Georges Bataille: Fragmentos de 'O Erotismo"

O SENTIDO ÚLTIMO DO EROTISMO É A MORTE
Na procura de beleza, existe um esforço para ter acesso à continuidade para além de uma ruptura e, ao mesmo tempo, um esforço para escapar dela.
Esse esforço ambíguo não cessa de existir.
Mas sua ambigüidade resume, retoma o movimento do erotismo.
A multiplicação incomoda um estado de simplicidade do ser, um excesso derruba os limites, acaba de toda maneira em um transbordamento.
Sempre é dado um limite com o qual o ser concorda. Ele identifica esse limite ao que ele é. O pensamento de que esse limite cesse de existir lhe causa horror. Mas nós nos enganamos levando a sério o limite e o acordo que o ser lhe dá. O limite só é dado para ser excedido. O medo (o horror) não indica a verdadeira decisão. Ao contrário, ele incita, por via indireta, a transposição dos limites.
Se ao experimentarmos, sabemos que se trata de responder à vontade, inscrita em nós, de exceder os limites. Queremos excedê-los, e o horror experimentado significa o excesso ao qual devemos chegar, ao qual, se não fosse o horror preliminar, não teríamos podido chegar.
Se a beleza, cuja perfeição rejeita a animalidade, é apaixonadamente desejada, é que nela a possessão introduz a sujeira animal. Ela é desejada para ser sujada. Não por ela mesma, mas pela alegria experimentada na certeza de profaná-la.
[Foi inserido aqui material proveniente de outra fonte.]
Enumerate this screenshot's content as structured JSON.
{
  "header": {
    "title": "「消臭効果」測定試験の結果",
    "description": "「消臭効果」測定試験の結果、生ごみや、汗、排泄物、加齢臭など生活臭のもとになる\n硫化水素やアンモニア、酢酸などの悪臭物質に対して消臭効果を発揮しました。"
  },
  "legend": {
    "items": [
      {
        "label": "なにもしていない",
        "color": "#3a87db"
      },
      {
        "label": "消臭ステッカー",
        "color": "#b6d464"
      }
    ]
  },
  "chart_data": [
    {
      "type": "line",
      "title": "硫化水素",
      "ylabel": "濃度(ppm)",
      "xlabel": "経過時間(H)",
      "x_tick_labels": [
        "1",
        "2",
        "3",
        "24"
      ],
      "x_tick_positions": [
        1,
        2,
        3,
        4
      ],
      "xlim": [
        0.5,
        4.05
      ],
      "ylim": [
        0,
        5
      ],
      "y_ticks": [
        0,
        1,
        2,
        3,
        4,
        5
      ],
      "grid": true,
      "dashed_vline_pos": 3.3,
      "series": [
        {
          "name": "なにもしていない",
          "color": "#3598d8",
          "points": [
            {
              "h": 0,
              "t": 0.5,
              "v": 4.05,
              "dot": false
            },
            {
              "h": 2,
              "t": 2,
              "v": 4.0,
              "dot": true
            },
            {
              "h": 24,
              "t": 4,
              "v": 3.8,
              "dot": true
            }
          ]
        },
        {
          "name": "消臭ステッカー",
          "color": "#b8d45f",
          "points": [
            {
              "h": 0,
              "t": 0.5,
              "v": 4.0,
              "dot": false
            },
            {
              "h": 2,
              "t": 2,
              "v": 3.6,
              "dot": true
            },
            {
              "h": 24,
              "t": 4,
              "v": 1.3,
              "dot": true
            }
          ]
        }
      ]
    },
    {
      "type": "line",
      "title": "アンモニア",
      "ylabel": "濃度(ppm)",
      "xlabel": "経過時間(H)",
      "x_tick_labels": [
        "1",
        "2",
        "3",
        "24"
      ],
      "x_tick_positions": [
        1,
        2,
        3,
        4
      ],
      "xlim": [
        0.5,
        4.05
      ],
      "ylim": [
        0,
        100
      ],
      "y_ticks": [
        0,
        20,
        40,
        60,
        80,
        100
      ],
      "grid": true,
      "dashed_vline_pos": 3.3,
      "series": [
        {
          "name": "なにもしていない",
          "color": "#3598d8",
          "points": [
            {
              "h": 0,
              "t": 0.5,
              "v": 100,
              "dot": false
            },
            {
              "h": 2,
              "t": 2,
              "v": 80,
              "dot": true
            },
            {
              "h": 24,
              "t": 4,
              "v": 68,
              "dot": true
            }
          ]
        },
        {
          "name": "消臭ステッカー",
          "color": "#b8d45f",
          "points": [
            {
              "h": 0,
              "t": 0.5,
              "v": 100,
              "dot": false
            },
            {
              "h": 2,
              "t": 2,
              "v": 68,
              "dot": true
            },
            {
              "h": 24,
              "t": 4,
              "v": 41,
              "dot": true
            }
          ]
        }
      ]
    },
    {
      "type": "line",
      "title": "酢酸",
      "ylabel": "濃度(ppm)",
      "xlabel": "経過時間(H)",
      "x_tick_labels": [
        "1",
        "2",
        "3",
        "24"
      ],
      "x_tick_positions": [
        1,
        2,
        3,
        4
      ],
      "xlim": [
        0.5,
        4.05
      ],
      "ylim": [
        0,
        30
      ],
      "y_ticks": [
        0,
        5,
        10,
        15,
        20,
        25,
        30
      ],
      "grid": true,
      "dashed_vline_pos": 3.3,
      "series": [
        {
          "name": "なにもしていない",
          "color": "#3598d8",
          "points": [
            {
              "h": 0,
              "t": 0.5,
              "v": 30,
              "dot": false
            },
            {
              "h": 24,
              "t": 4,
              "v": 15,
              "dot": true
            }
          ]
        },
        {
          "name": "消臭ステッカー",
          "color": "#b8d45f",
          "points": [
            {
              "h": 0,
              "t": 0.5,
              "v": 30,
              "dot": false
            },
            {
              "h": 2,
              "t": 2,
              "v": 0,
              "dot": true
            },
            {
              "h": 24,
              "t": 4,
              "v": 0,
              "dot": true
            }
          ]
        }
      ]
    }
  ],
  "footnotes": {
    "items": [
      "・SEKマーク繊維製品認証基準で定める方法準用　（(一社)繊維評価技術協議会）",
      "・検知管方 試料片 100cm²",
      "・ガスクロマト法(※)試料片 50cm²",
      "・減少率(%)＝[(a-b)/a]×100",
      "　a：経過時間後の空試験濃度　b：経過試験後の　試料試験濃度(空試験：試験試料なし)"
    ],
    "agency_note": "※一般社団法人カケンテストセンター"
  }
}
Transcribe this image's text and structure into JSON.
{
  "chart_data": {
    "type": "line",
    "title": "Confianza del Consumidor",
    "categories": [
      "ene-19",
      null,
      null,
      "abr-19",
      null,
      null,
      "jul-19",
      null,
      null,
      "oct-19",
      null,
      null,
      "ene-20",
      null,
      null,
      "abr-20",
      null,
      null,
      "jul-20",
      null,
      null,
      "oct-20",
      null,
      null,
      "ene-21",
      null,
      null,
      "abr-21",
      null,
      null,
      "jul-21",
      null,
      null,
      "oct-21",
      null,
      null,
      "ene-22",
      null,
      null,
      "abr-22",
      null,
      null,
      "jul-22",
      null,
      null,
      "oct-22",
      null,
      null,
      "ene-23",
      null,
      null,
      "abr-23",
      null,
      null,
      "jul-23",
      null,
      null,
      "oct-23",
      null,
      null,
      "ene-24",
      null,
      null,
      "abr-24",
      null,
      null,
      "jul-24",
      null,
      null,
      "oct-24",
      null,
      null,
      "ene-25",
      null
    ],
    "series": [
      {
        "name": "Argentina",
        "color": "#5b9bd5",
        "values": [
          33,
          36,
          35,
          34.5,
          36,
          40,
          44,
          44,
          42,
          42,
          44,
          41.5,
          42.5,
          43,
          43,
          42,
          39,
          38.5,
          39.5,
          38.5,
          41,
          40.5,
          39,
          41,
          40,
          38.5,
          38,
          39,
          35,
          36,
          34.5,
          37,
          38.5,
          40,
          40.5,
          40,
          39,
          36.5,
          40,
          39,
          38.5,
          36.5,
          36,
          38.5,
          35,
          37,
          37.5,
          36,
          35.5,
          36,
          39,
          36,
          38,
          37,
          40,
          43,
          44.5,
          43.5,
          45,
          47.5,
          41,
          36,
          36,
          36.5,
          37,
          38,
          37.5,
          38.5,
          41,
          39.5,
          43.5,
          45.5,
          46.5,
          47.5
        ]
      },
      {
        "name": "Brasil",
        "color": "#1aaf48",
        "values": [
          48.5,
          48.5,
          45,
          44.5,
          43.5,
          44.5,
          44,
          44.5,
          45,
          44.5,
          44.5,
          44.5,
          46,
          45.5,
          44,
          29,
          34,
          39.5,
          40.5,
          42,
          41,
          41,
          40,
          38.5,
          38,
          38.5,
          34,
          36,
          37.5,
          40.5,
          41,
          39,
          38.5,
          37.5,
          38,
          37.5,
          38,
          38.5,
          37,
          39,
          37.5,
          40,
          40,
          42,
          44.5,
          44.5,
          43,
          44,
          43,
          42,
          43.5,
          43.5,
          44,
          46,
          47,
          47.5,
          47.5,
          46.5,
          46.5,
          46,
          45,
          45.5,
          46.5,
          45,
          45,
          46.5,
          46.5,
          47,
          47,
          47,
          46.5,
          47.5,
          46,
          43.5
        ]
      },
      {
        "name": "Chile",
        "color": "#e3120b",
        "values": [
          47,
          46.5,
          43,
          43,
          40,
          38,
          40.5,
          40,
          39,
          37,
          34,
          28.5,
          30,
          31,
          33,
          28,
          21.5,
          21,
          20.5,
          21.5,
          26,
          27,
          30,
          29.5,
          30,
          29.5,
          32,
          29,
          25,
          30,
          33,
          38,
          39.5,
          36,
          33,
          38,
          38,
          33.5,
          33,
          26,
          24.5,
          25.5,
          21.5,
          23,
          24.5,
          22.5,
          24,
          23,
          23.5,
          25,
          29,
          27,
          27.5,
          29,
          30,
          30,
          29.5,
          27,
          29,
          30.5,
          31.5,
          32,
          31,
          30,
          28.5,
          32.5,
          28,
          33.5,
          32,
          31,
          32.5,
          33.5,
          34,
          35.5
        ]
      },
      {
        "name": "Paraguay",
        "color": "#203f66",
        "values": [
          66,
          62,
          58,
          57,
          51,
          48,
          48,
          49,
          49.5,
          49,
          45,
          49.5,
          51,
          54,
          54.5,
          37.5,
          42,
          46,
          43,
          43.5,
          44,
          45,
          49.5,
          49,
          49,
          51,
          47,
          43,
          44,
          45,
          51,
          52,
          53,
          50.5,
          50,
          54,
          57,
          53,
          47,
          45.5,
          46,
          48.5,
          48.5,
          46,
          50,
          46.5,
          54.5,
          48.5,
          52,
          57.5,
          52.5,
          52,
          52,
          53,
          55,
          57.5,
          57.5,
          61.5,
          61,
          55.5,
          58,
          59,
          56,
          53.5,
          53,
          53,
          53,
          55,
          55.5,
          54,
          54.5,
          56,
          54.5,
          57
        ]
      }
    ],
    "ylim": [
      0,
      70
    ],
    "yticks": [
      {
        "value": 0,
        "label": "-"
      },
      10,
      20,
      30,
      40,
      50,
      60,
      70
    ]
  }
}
No sacrifício, a vítima era escolhida de tal maneira que sua perfeição acabasse por tornar sensível a brutalidade da morte. A beleza humana, na união dos corpos, introduz a oposição entre a mais pura humanidade e a animalidade medonha dos órgãos. Do paradoxo da feiúra oposta à beleza no erotismo, os Carnets (Cadernos) de Leonardo da Vinci resultam nessa expressão surpreendente: “O ato da cópula e os membros dos quais ele se serve são de uma tal feiúra que se não existisse a beleza dos rostos, os enfeites dos participantes e o entusiasmo desenfreado, a natureza perderia a espécie humana”. Leonardo não vê que a atração de um belo rosto ou de uma bela roupa atua na medida em que esse belo rosto anuncia o que a roupa dissimula. Trata-se de profanar esse rosto, sua beleza. De profaná-lo em primeiro lugar revelando as partes secretas de uma mulher e, depois, nelas introduzir o órgão viril. Ninguém duvida da feiúra do ato sexual. Da mesma maneira que a morte no sacrifício, a feiúra da cópula provoca a angústia. Mas quanto maior é a angústia – na medida da força dos parceiros – mais forte é a consciência de exceder os limites, que determina um êxtase de alegria. Mesmo que as situações variem conforme os gostos e os hábitos, isso geralmente não faz com que a beleza (a humanidade) de uma mulher não contribua para tornar sensível – e chocante – a animalidade do ato sexual. Nada é mais deprimente, para um homem, que a feiúra de uma mulher, de quem a feiúra dos órgãos ou do ato não se sobressaia. A beleza importa em alto grau no que toca ao fato de a feiúra não poder ser sujada, e que a essência do erotismo é a sujeira. A humanidade, significativa da interdição, é transgredida no erotismo. Ela é transgredida, profanada, sujada. Quanto maior é a beleza, mais profunda é a sujeira.